Die AfD-Fraktion im Blieskasteler Stadtrat reagierte wie folgt: „Um demokratische Mehrheiten erzielen zu können, gehören fraktionsübergreifende Verständigungen zum politischen Alltag. Wenn es in dieser Angelegenheit allerdings irgendwelche Absprachen oder dahin gehende Versuche gegeben hat, dann nicht von unserer Seite aus.“
Die AfD-Stadtverordneten hatten den Antrag der anderen Fraktionen
zur Abwahl Beckers unterzeichnet. Als klar war, dass die dreiköpfige Fraktion Die Unabhängigen/Die Linke und drei Mitglieder der CDUFraktion sich der Abwahl widersetzen würden, standen SPD, CDU und FDP ohne Zwei-Drittel-Mehrheit da.
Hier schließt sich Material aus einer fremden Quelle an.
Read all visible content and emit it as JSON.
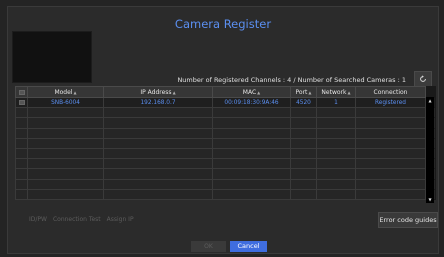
{
  "dialog": {
    "title": "Camera Register",
    "info": "Number of Registered Channels : 4 / Number of Searched Cameras : 1",
    "refresh_icon": "refresh-icon"
  },
  "table": {
    "columns": [
      "",
      "Model",
      "IP Address",
      "MAC",
      "Port",
      "Network",
      "Connection"
    ],
    "rows": [
      {
        "model": "SNB-6004",
        "ip": "192.168.0.7",
        "mac": "00:09:18:30:9A:46",
        "port": "4520",
        "network": "1",
        "connection": "Registered"
      }
    ],
    "empty_rows": 9
  },
  "buttons": {
    "idpw": "ID/PW",
    "connection_test": "Connection Test",
    "assign_ip": "Assign IP",
    "error_code_guides": "Error code guides",
    "ok": "OK",
    "cancel": "Cancel"
  },
  "colors": {
    "accent": "#5b8ff0",
    "cancel_bg": "#3f6ddf",
    "background": "#242424"
  }
}
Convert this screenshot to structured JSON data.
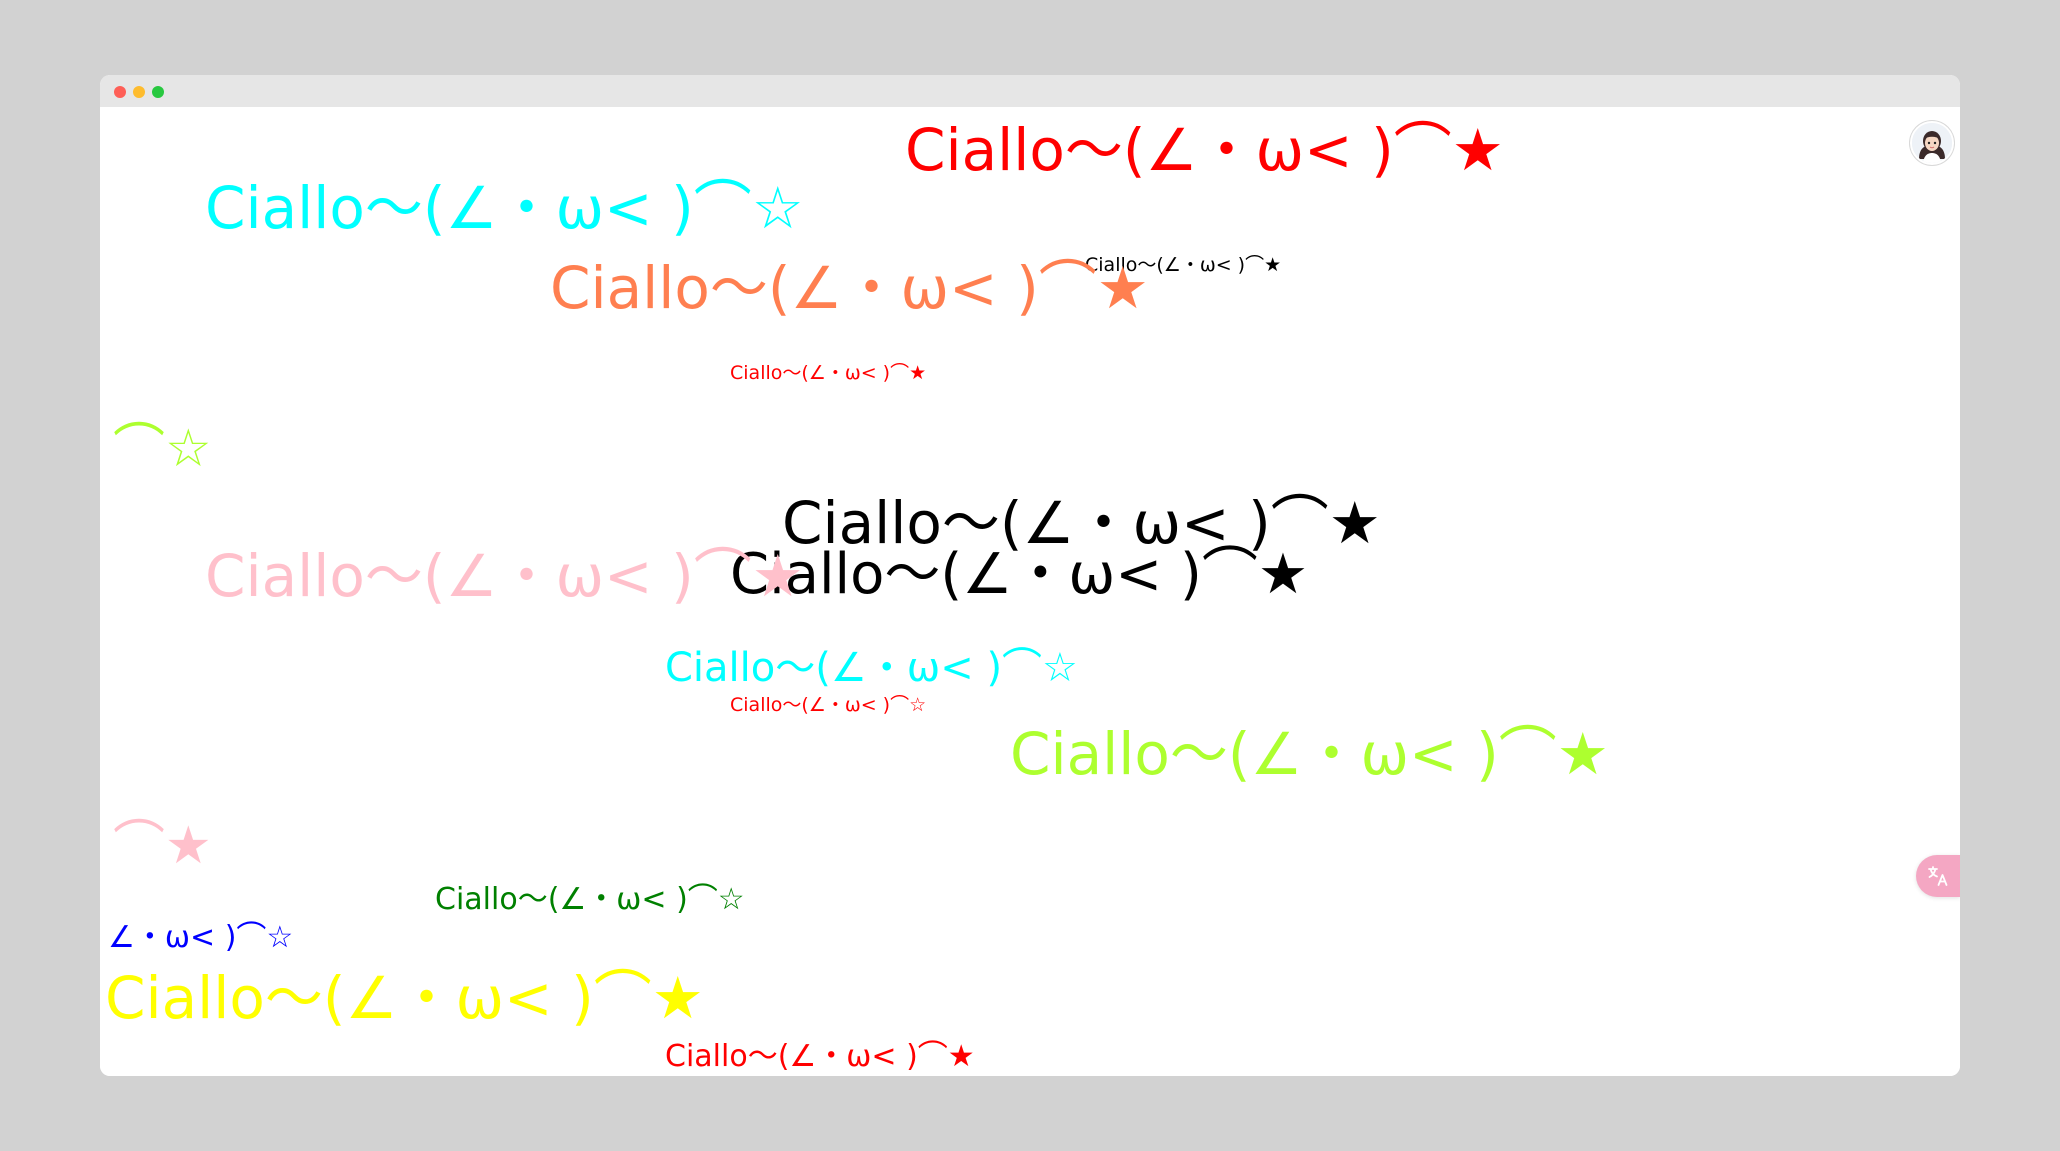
{
  "window": {
    "controls": [
      "close",
      "minimize",
      "maximize"
    ]
  },
  "ciallo_text": "Ciallo～(∠・ω< )⌒★",
  "items": [
    {
      "text": "Ciallo～(∠・ω< )⌒★",
      "color": "#ff0000"
    },
    {
      "text": "Ciallo～(∠・ω< )⌒☆",
      "color": "#00ffff"
    },
    {
      "text": "Ciallo～(∠・ω< )⌒★",
      "color": "#000000"
    },
    {
      "text": "Ciallo～(∠・ω< )⌒★",
      "color": "#ff7f50"
    },
    {
      "text": "Ciallo～(∠・ω< )⌒★",
      "color": "#ff0000"
    },
    {
      "text": "⌒☆",
      "color": "#adff2f"
    },
    {
      "text": "Ciallo～(∠・ω< )⌒★",
      "color": "#000000"
    },
    {
      "text": "Ciallo～(∠・ω< )⌒★",
      "color": "#000000"
    },
    {
      "text": "Ciallo～(∠・ω< )⌒★",
      "color": "#ffc0cb"
    },
    {
      "text": "Ciallo～(∠・ω< )⌒☆",
      "color": "#00ffff"
    },
    {
      "text": "Ciallo～(∠・ω< )⌒☆",
      "color": "#ff0000"
    },
    {
      "text": "Ciallo～(∠・ω< )⌒★",
      "color": "#adff2f"
    },
    {
      "text": "⌒★",
      "color": "#ffc0cb"
    },
    {
      "text": "Ciallo～(∠・ω< )⌒☆",
      "color": "#008000"
    },
    {
      "text": "∠・ω< )⌒☆",
      "color": "#0000ff"
    },
    {
      "text": "Ciallo～(∠・ω< )⌒★",
      "color": "#ffff00"
    },
    {
      "text": "Ciallo～(∠・ω< )⌒★",
      "color": "#ff0000"
    }
  ],
  "icons": {
    "avatar": "user-avatar",
    "translate": "translate-icon"
  }
}
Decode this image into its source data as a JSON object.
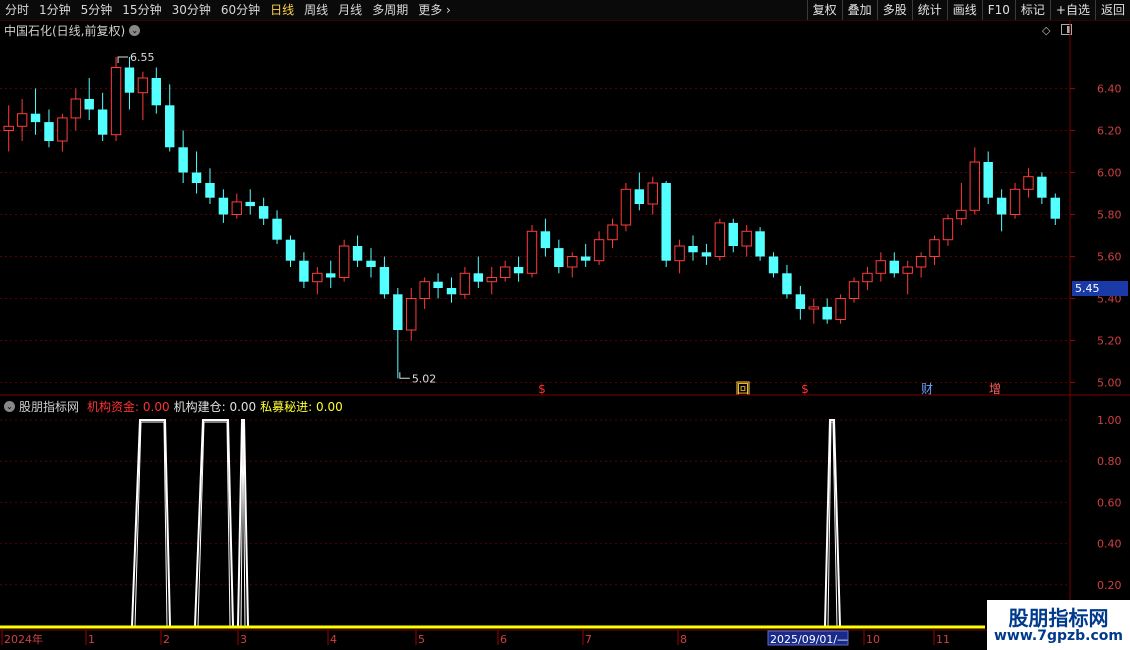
{
  "toolbar": {
    "periods": [
      "分时",
      "1分钟",
      "5分钟",
      "15分钟",
      "30分钟",
      "60分钟",
      "日线",
      "周线",
      "月线",
      "多周期",
      "更多"
    ],
    "active_index": 6,
    "more_arrow": "›",
    "right_buttons": [
      "复权",
      "叠加",
      "多股",
      "统计",
      "画线",
      "F10",
      "标记",
      "+自选",
      "返回"
    ]
  },
  "main_chart": {
    "title": "中国石化(日线,前复权)",
    "high_label": "6.55",
    "low_label": "5.02",
    "current_price": "5.45",
    "y_ticks": [
      "6.40",
      "6.20",
      "6.00",
      "5.80",
      "5.60",
      "5.40",
      "5.20",
      "5.00"
    ],
    "markers": [
      {
        "text": "$",
        "color": "#ff3030"
      },
      {
        "text": "回",
        "color": "#ffcc33"
      },
      {
        "text": "$",
        "color": "#ff3030"
      },
      {
        "text": "财",
        "color": "#66a3ff"
      },
      {
        "text": "增",
        "color": "#ff6060"
      }
    ]
  },
  "indicator": {
    "name": "股朋指标网",
    "items": [
      {
        "label": "机构资金:",
        "value": "0.00",
        "color": "#ff3030"
      },
      {
        "label": "机构建仓:",
        "value": "0.00",
        "color": "#e0e0e0"
      },
      {
        "label": "私募秘进:",
        "value": "0.00",
        "color": "#ffff33"
      }
    ],
    "y_ticks": [
      "1.00",
      "0.80",
      "0.60",
      "0.40",
      "0.20"
    ]
  },
  "x_axis": {
    "labels": [
      "2024年",
      "1",
      "2",
      "3",
      "4",
      "5",
      "6",
      "7",
      "8",
      "2025/09/01/—",
      "10",
      "11"
    ]
  },
  "watermark": {
    "line1": "股朋指标网",
    "line2": "www.7gpzb.com"
  },
  "chart_data": {
    "type": "candlestick",
    "title": "中国石化(日线,前复权)",
    "ylim": [
      4.95,
      6.65
    ],
    "candles_ohlc_sampled": [
      [
        6.2,
        6.32,
        6.1,
        6.22
      ],
      [
        6.22,
        6.35,
        6.15,
        6.28
      ],
      [
        6.28,
        6.4,
        6.18,
        6.24
      ],
      [
        6.24,
        6.3,
        6.12,
        6.15
      ],
      [
        6.15,
        6.28,
        6.1,
        6.26
      ],
      [
        6.26,
        6.4,
        6.2,
        6.35
      ],
      [
        6.35,
        6.45,
        6.25,
        6.3
      ],
      [
        6.3,
        6.38,
        6.15,
        6.18
      ],
      [
        6.18,
        6.55,
        6.15,
        6.5
      ],
      [
        6.5,
        6.55,
        6.3,
        6.38
      ],
      [
        6.38,
        6.48,
        6.25,
        6.45
      ],
      [
        6.45,
        6.5,
        6.28,
        6.32
      ],
      [
        6.32,
        6.42,
        6.1,
        6.12
      ],
      [
        6.12,
        6.2,
        5.95,
        6.0
      ],
      [
        6.0,
        6.1,
        5.9,
        5.95
      ],
      [
        5.95,
        6.02,
        5.85,
        5.88
      ],
      [
        5.88,
        5.92,
        5.76,
        5.8
      ],
      [
        5.8,
        5.9,
        5.78,
        5.86
      ],
      [
        5.86,
        5.92,
        5.8,
        5.84
      ],
      [
        5.84,
        5.88,
        5.75,
        5.78
      ],
      [
        5.78,
        5.82,
        5.66,
        5.68
      ],
      [
        5.68,
        5.7,
        5.55,
        5.58
      ],
      [
        5.58,
        5.62,
        5.45,
        5.48
      ],
      [
        5.48,
        5.55,
        5.42,
        5.52
      ],
      [
        5.52,
        5.58,
        5.45,
        5.5
      ],
      [
        5.5,
        5.68,
        5.48,
        5.65
      ],
      [
        5.65,
        5.7,
        5.55,
        5.58
      ],
      [
        5.58,
        5.64,
        5.5,
        5.55
      ],
      [
        5.55,
        5.6,
        5.4,
        5.42
      ],
      [
        5.42,
        5.45,
        5.02,
        5.25
      ],
      [
        5.25,
        5.45,
        5.2,
        5.4
      ],
      [
        5.4,
        5.5,
        5.35,
        5.48
      ],
      [
        5.48,
        5.52,
        5.4,
        5.45
      ],
      [
        5.45,
        5.5,
        5.38,
        5.42
      ],
      [
        5.42,
        5.55,
        5.4,
        5.52
      ],
      [
        5.52,
        5.6,
        5.45,
        5.48
      ],
      [
        5.48,
        5.55,
        5.42,
        5.5
      ],
      [
        5.5,
        5.58,
        5.48,
        5.55
      ],
      [
        5.55,
        5.6,
        5.48,
        5.52
      ],
      [
        5.52,
        5.75,
        5.5,
        5.72
      ],
      [
        5.72,
        5.78,
        5.6,
        5.64
      ],
      [
        5.64,
        5.68,
        5.52,
        5.55
      ],
      [
        5.55,
        5.62,
        5.5,
        5.6
      ],
      [
        5.6,
        5.66,
        5.55,
        5.58
      ],
      [
        5.58,
        5.72,
        5.56,
        5.68
      ],
      [
        5.68,
        5.78,
        5.64,
        5.75
      ],
      [
        5.75,
        5.95,
        5.72,
        5.92
      ],
      [
        5.92,
        6.0,
        5.82,
        5.85
      ],
      [
        5.85,
        5.98,
        5.8,
        5.95
      ],
      [
        5.95,
        5.96,
        5.55,
        5.58
      ],
      [
        5.58,
        5.68,
        5.52,
        5.65
      ],
      [
        5.65,
        5.7,
        5.58,
        5.62
      ],
      [
        5.62,
        5.66,
        5.56,
        5.6
      ],
      [
        5.6,
        5.78,
        5.58,
        5.76
      ],
      [
        5.76,
        5.78,
        5.62,
        5.65
      ],
      [
        5.65,
        5.75,
        5.6,
        5.72
      ],
      [
        5.72,
        5.74,
        5.58,
        5.6
      ],
      [
        5.6,
        5.62,
        5.5,
        5.52
      ],
      [
        5.52,
        5.56,
        5.4,
        5.42
      ],
      [
        5.42,
        5.46,
        5.3,
        5.35
      ],
      [
        5.35,
        5.4,
        5.28,
        5.36
      ],
      [
        5.36,
        5.4,
        5.28,
        5.3
      ],
      [
        5.3,
        5.42,
        5.28,
        5.4
      ],
      [
        5.4,
        5.5,
        5.38,
        5.48
      ],
      [
        5.48,
        5.55,
        5.44,
        5.52
      ],
      [
        5.52,
        5.62,
        5.48,
        5.58
      ],
      [
        5.58,
        5.62,
        5.5,
        5.52
      ],
      [
        5.52,
        5.58,
        5.42,
        5.55
      ],
      [
        5.55,
        5.62,
        5.5,
        5.6
      ],
      [
        5.6,
        5.7,
        5.56,
        5.68
      ],
      [
        5.68,
        5.8,
        5.65,
        5.78
      ],
      [
        5.78,
        5.95,
        5.75,
        5.82
      ],
      [
        5.82,
        6.12,
        5.8,
        6.05
      ],
      [
        6.05,
        6.1,
        5.85,
        5.88
      ],
      [
        5.88,
        5.92,
        5.72,
        5.8
      ],
      [
        5.8,
        5.95,
        5.78,
        5.92
      ],
      [
        5.92,
        6.02,
        5.88,
        5.98
      ],
      [
        5.98,
        6.0,
        5.85,
        5.88
      ],
      [
        5.88,
        5.9,
        5.75,
        5.78
      ]
    ],
    "indicator_series": {
      "name": "机构资金",
      "spikes": [
        [
          1.0,
          "2024-01"
        ],
        [
          1.0,
          "2024-02"
        ],
        [
          1.0,
          "2024-03"
        ],
        [
          1.0,
          "2025-09"
        ]
      ]
    }
  }
}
Die genannten Abwahl-Gegner erschienen in der Sitzung gar nicht erst, sodass SPD, CDU und FDP nur mithilfe der AfD auf die nötigen 26 Stimmen kamen. Lediglich die sieben Grünen stimmten gegen die Abwahl ihrer Beigeordneten.
Die Blieskasteler SPD-Fraktion kündigt nun an, man werde „weiter intensiv daran arbeiten, eine noch breitere Mehrheit im Stadtrat für
eine Abwahl zu organisieren, damit die Stimmen der AfD nicht mehr gebraucht werden“. Fraktionschef Jesel äußerte die Erwartung, „dass sich nun weitere Stadtratsmitglieder ihrer Verantwortung für unsere Stadt bewusst werden und von der Notwendigkeit einer Abwahl überzeugen lassen“.
Damit wächst in dieser verfahrenen Situation, die auch menschlich tiefe Gräben zwischen den Akteuren offenbart, der Druck auf die drei Mitglieder der Unabhängigen/Linke und die drei CDU-Abwahlgegner. Bleiben sie bei ihrer Haltung, wird es ohne die AfD keine Mehrheit für Lisa Beckers Abwahl geben.